Department of Computer Science and Engineering, University of Connecticut, Storrs, CT 06269, USA.
IEEE/ACM Trans Comput Biol Bioinform. 2010 Oct-Dec;7(4):611-8. doi: 10.1109/TCBB.2010.2.
Coalescent likelihood is the probability of observing the given population sequences under the coalescent model. Computation of coalescent likelihood under the infinite sites model is a classic problem in coalescent theory. Existing methods are based on either importance sampling or Markov chain Monte Carlo and are inexact. In this paper, we develop a simple method that can compute the exact coalescent likelihood for many data sets of moderate size, including real biological data whose likelihood was previously thought to be difficult to compute exactly. Our method works for both panmictic and subdivided populations. Simulations demonstrate that the practical range of exact coalescent likelihood computation for panmictic populations is significantly larger than what was previously believed. We investigate the application of our method in estimating mutation rates by maximum likelihood. A main application of the exact method is comparing the accuracy of approximate methods. To demonstrate the usefulness of the exact method, we evaluate the accuracy of program Genetree in computing the likelihood for subdivided populations.

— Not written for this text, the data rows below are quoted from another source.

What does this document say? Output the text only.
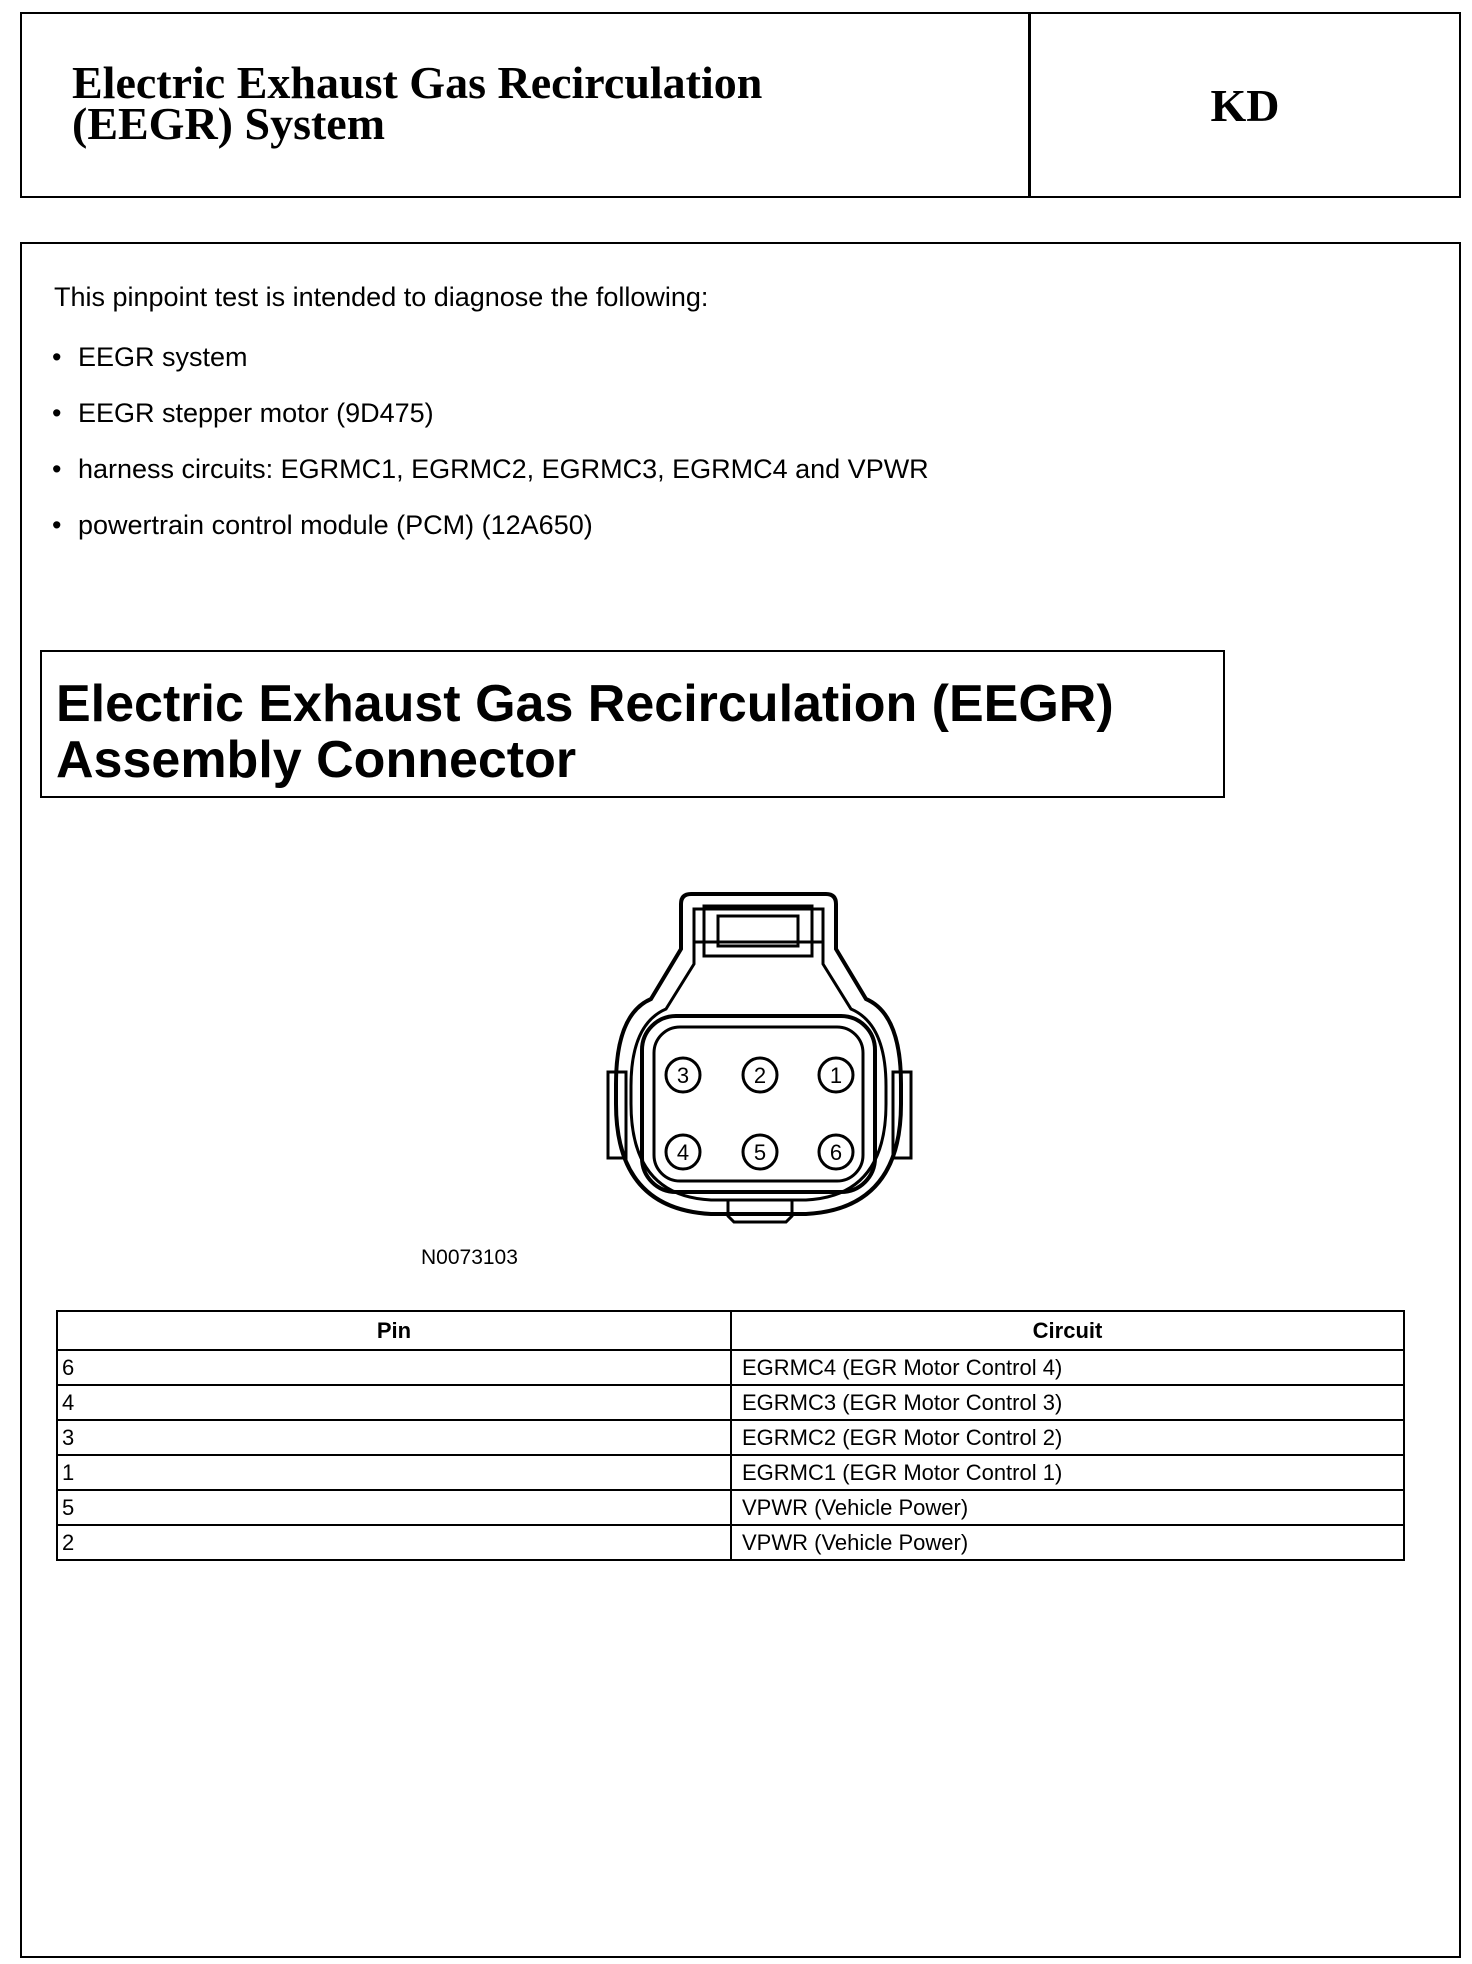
Electric Exhaust Gas Recirculation
(EEGR) System	KD
This pinpoint test is intended to diagnose the following:
• EEGR system
• EEGR stepper motor (9D475)
• harness circuits: EGRMC1, EGRMC2, EGRMC3, EGRMC4 and VPWR
• powertrain control module (PCM) (12A650)
Electric Exhaust Gas Recirculation (EEGR)
Assembly Connector
3	2	1
4	5	6
N0073103
Pin	Circuit
6	EGRMC4 (EGR Motor Control 4)
4	EGRMC3 (EGR Motor Control 3)
3	EGRMC2 (EGR Motor Control 2)
1	EGRMC1 (EGR Motor Control 1)
5	VPWR (Vehicle Power)
2	VPWR (Vehicle Power)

合并可能性是在合并模型下观察给定种群序列的概率。无限位点模型下的合并可能性计算是合并理论中的一个经典问题。现有的方法基于重要性抽样或马尔可夫链蒙特卡罗,并且不精确。在本文中,我们开发了一种简单的方法,可以为许多中等规模的数据集计算准确的合并可能性,包括以前认为难以准确计算可能性的真实生物数据。我们的方法适用于均匀混合和细分的群体。模拟表明,均匀混合群体准确合并可能性计算的实际范围比以前认为的要大得多。我们研究了通过最大似然法估计突变率的方法在我们方法中的应用。准确方法的主要应用之一是比较近似方法的准确性。为了展示准确方法的有用性,我们评估了程序 Genetree 在计算细分群体可能性方面的准确性。